The administration has immediately taken the North Korean issue to the UN Security Council, effectively taking a military response off the table right away. This brings the focus back on Iraq, where ongoing military conflict will get fiercer as the month progresses. The MSM will have to plug North Korea into a broader war narrative, with Iraq, Afghanistan, North Korea and Iran in a threat matrix that will look increasingly detached from 9/11 to the public.
Public perception on the North Korean nuclear test will also be contested by Democrats on substantive terms, with the claim that North Korea sought nuclear deterrence to counter threats by the Bush administration. This will be echoed by military and diplomatic experts on the MSM, bringing the "Axis of Evil" phrase back into question. However tenuous their connection with 9/11, at least Iraq and Iran are Muslim countries, but North Korea is a complete WTF.
Parts of the MSM, Fox News and Wolf Blitzer for instance, will raise the canard that Bill Clinton let North Korea off the hook during his presidency, and hope that this gains traction with the public. However, this brings the timeline over the past six years in the breakdown of negotiations between the Bush administration and North Korea under scrutiny. In particular, this past year has seen much blatant saber rattling against Kim Jong Il, and the Taepo Dong missile launch on the fourth of July becomes a relevant story for the MSM to recall.
The MSM will have to examine the immediate and long term impact of the North Korean nuclear test. In the near term, Japan's new Prime Minister will push for an amendment to Article 9 of their pacifist constitution, following which they can turn their civilian program into a military one within six months. South Korea is likely to follow Japan, and that will give China a pretext to enlarge its nuclear program to retain dominance. This will inevitably cause Russia to reactivate their program, which coupled with India and Pakistan being nuclear, turns Asia into a proliferation playground. Predictably, Iran will go into a frantic frenzy to gain nuclear deterrence against an American pre-emptive strike.
This raises the question of an attack on Iran, with the North Korean nuclear test providing the justification. However, that will really fuck things up with the Shias in Iraq, Hezbollah will renew its campaign against Israel, oil supplies will be severly disrupted, and more mayhem will follow. Iran is nowhere near as easy an option as Iraq, and it won't take much of a provocation from us, a single strafing run, for Iran to retaliate on our interests in the region. Rather than encourage the drums of war, the North Korean nuclear test will probably make the MSM adopt a tone of caution on Iran.
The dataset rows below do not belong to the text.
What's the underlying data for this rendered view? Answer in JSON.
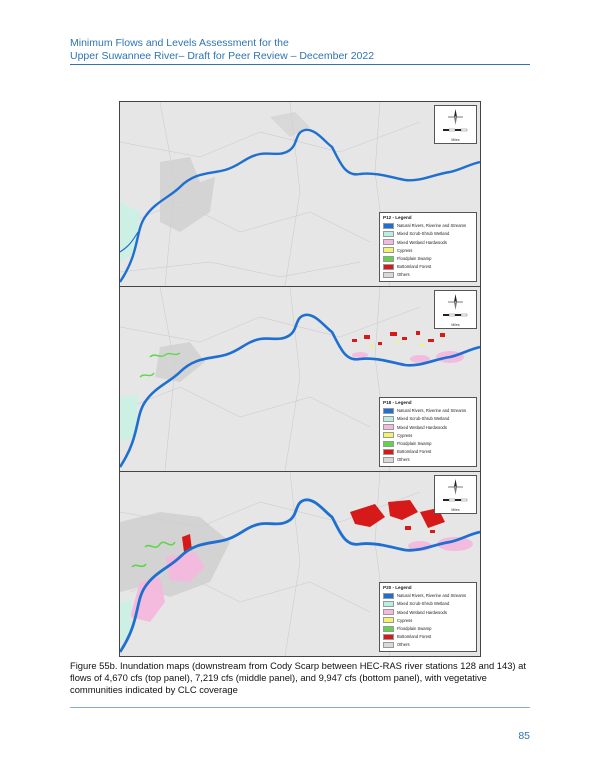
{
  "header": {
    "line1": "Minimum Flows and Levels Assessment for the",
    "line2": "Upper Suwannee River– Draft for Peer Review – December 2022"
  },
  "compass": {
    "scale_label": "Miles",
    "n": "N",
    "s": "S",
    "e": "E",
    "w": "W",
    "ticks": [
      "0",
      "0.5",
      "1"
    ]
  },
  "panels": [
    {
      "legend_title": "P12 - Legend"
    },
    {
      "legend_title": "P18 - Legend"
    },
    {
      "legend_title": "P20 - Legend"
    }
  ],
  "legend_items": [
    {
      "label": "Natural Rivers, Riverine and Streams",
      "color": "#1f6fd1"
    },
    {
      "label": "Mixed Scrub-Shrub Wetland",
      "color": "#b9efe0"
    },
    {
      "label": "Mixed Wetland Hardwoods",
      "color": "#f5b8de"
    },
    {
      "label": "Cypress",
      "color": "#f4f46a"
    },
    {
      "label": "Floodplain Swamp",
      "color": "#5fd64a"
    },
    {
      "label": "Bottomland Forest",
      "color": "#d61a1a"
    },
    {
      "label": "Others",
      "color": "#d9d9d9"
    }
  ],
  "caption": "Figure 55b. Inundation maps (downstream from Cody Scarp between HEC-RAS river stations 128 and 143) at flows of 4,670 cfs (top panel), 7,219 cfs (middle panel), and 9,947 cfs (bottom panel), with vegetative communities indicated by CLC coverage",
  "page_number": "85"
}
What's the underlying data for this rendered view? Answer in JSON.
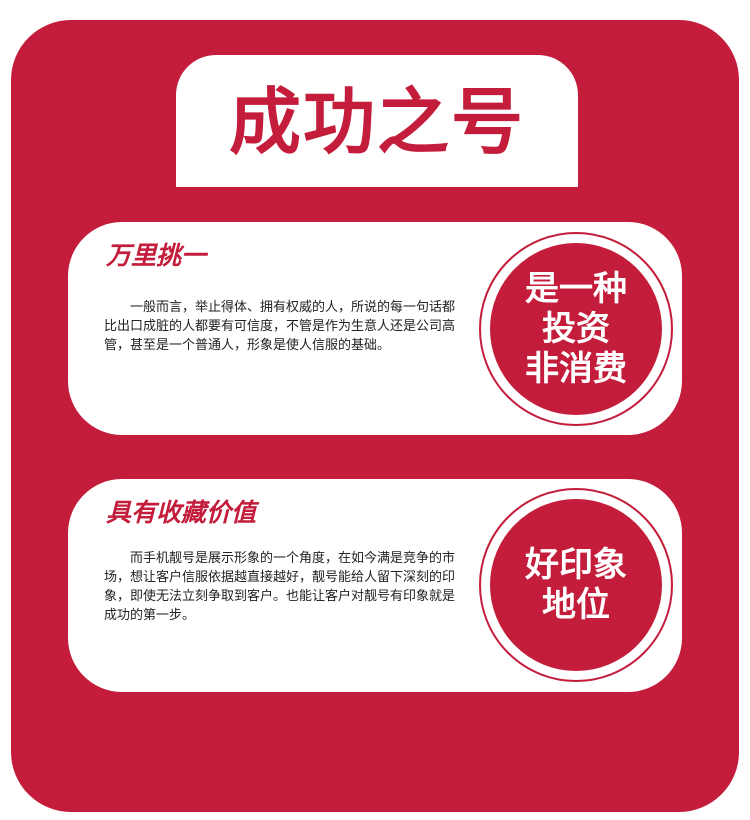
{
  "colors": {
    "accent": "#c41c3b",
    "background": "#ffffff",
    "text": "#222222"
  },
  "title": "成功之号",
  "cards": [
    {
      "heading": "万里挑一",
      "body": "　　一般而言，举止得体、拥有权威的人，所说的每一句话都比出口成脏的人都要有可信度，不管是作为生意人还是公司高管，甚至是一个普通人，形象是使人信服的基础。",
      "badge_lines": [
        "是一种",
        "投资",
        "非消费"
      ]
    },
    {
      "heading": "具有收藏价值",
      "body": "　　而手机靓号是展示形象的一个角度，在如今满是竞争的市场，想让客户信服依据越直接越好，靓号能给人留下深刻的印象，即使无法立刻争取到客户。也能让客户对靓号有印象就是成功的第一步。",
      "badge_lines": [
        "好印象",
        "地位"
      ]
    }
  ]
}
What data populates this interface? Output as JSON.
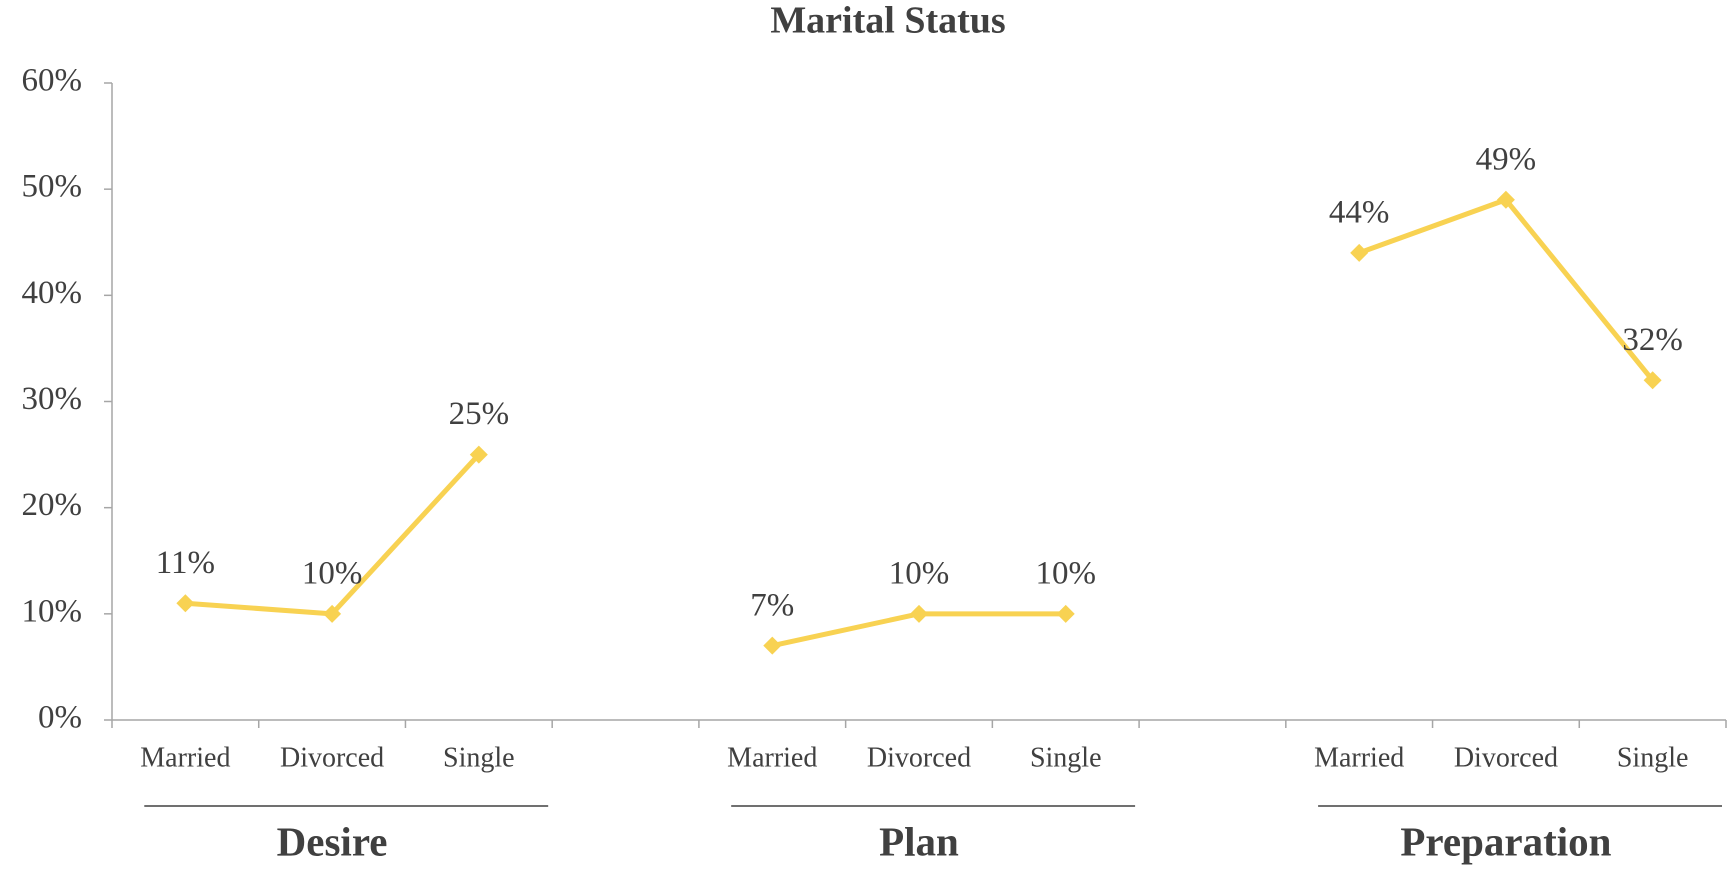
{
  "chart_data": {
    "type": "line",
    "title": "Marital Status",
    "categories": [
      "Married",
      "Divorced",
      "Single",
      null,
      "Married",
      "Divorced",
      "Single",
      null,
      "Married",
      "Divorced",
      "Single"
    ],
    "groups": [
      "Desire",
      "Plan",
      "Preparation"
    ],
    "series": [
      {
        "name": "Marital Status",
        "color": "#f8d252",
        "values": [
          11,
          10,
          25,
          null,
          7,
          10,
          10,
          null,
          44,
          49,
          32
        ],
        "value_labels": [
          "11%",
          "10%",
          "25%",
          null,
          "7%",
          "10%",
          "10%",
          null,
          "44%",
          "49%",
          "32%"
        ]
      }
    ],
    "ylim": [
      0,
      60
    ],
    "yticks": [
      {
        "value": 0,
        "label": "0%"
      },
      {
        "value": 10,
        "label": "10%"
      },
      {
        "value": 20,
        "label": "20%"
      },
      {
        "value": 30,
        "label": "30%"
      },
      {
        "value": 40,
        "label": "40%"
      },
      {
        "value": 50,
        "label": "50%"
      },
      {
        "value": 60,
        "label": "60%"
      }
    ],
    "grid": false
  }
}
Even cursory MSM analysis of the fallout from the North Korean nuclear test points towards a new arms race across Asia, and the bottom line for American voters will be that nuclear proliferation has been aggravated worldwide. Polls over the coming weeks will show whether Americans blame Bush for that or rally around the President as they traditionally do in a time of crisis. My feeling is that the "Feel Safer?" question that North Korea raises will reinforce the "Had Enough?" question already being raised by Democrats, and ultimately hurt the GOP or turn out to be a neutral issue on election day.